Penso alla pace giusta in un linguaggio che è tratto dall'esperienza europea del XVI e del XVII secolo, poiché mi sembra che ci siano alcune significative somiglianze tra le guerre religiose di quel periodo e i conflitti nazionalisti del nostro tempo. Le guerre religiose ebbero fine con la dottrina della tolleranza, che non aboliva le differenze di fede, ma si limitava a stabilire dei confini, a fornire spazi entro i quali le comunità dei credenti potessero praticare la loro religione, produrre le loro istituzioni senza paura.

Oggi, dovremmo cercare l'equivalente della tolleranza religiosa nel contesto del conflitto nazionale, definendo e proteggendo degli spazi. Tali spazi dovranno essere di vario tipo, possono identificarsi con le regioni autonome, così come con gli Stati sovrani, oppure prendere la forma del pluralismo culturale, delle associazioni volontarie nella società civile, e, quindi, solo in alcuni casi comportano necessariamente una separazione politica e un'indipendenza statale. Occorre proteggere gli spazi con confini sicuri per tutti i gruppi nazionali, religiosi, etnici che sentono la necessità di questo tipo di sicurezza.

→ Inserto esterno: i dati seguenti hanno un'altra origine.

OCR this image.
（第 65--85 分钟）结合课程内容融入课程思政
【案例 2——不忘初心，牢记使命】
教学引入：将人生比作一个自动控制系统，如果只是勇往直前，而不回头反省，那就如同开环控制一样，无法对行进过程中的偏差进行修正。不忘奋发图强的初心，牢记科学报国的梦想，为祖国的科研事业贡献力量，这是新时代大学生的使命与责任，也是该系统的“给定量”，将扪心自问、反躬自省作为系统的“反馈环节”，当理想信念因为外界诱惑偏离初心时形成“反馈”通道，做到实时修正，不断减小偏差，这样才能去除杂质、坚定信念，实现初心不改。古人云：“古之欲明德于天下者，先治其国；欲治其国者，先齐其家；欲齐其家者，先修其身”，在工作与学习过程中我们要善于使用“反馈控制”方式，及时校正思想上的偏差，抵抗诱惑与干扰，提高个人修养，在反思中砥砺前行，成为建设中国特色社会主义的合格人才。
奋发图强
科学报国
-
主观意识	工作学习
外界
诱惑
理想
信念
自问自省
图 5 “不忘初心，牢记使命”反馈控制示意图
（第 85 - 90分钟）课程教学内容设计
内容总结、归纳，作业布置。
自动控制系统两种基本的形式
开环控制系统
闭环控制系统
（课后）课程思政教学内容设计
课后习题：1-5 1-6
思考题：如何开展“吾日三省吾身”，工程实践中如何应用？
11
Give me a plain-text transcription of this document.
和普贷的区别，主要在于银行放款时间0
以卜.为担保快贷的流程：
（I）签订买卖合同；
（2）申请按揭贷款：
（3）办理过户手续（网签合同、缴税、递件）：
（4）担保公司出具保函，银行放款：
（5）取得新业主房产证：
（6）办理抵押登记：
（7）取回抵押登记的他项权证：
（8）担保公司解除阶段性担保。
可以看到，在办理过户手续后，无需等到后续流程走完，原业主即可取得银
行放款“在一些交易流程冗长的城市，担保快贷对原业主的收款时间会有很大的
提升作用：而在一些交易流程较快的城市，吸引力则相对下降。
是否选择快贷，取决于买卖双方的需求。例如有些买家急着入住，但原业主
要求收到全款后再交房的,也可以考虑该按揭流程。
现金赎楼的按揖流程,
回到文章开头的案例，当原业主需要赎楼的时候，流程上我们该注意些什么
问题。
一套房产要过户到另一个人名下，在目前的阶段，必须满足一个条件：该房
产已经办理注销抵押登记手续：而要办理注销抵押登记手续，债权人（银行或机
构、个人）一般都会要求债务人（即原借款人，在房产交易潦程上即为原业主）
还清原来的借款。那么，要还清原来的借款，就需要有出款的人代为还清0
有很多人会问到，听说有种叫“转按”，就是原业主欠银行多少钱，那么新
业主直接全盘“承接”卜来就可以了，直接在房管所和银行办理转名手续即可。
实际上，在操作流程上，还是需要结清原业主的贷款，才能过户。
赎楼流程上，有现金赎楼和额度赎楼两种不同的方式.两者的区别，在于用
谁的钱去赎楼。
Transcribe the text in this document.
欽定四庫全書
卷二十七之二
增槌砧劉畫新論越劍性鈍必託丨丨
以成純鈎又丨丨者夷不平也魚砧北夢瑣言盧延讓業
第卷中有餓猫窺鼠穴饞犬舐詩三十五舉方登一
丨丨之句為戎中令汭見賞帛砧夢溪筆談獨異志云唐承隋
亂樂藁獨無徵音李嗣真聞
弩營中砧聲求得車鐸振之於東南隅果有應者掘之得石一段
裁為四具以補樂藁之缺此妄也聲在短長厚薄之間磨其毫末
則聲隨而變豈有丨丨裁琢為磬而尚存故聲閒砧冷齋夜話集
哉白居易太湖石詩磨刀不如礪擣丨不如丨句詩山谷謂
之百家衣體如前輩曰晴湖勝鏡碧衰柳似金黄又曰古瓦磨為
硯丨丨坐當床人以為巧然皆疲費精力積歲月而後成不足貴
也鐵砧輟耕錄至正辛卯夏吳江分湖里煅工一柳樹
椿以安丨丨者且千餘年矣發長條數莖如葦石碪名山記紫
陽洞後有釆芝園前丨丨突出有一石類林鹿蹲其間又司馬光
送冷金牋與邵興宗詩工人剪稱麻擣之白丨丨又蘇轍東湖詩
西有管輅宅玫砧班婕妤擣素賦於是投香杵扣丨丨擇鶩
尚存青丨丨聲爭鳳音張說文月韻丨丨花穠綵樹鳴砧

Non vedo un'altra forma equivalente alla tolleranza che non sia la definizione di confini, perché il nostro è un mondo in cui i buoni steccati fanno buon vicinato. I principi della pace, insomma, coincidono con quelli dell'autodeterminazione. Sottolineo che questi ultimi hanno molte possibili realizzazioni, non una sola. Se ogni gruppo etnico, ogni comunità religiosa richiedesse uno stato sovrano insorgerebbero difficoltà insormontabili. Da molte parti del mondo, però, giunge testimonianza che esistono modi di fornire spazio e sicurezza all'interno degli stati multinazionali attraverso l'autonomia regionale e il pluralismo culturale. La via verso la pace è dunque quella che passa per la definizione di confini che rispondano alle diffuse esigenze di autodeterminazione.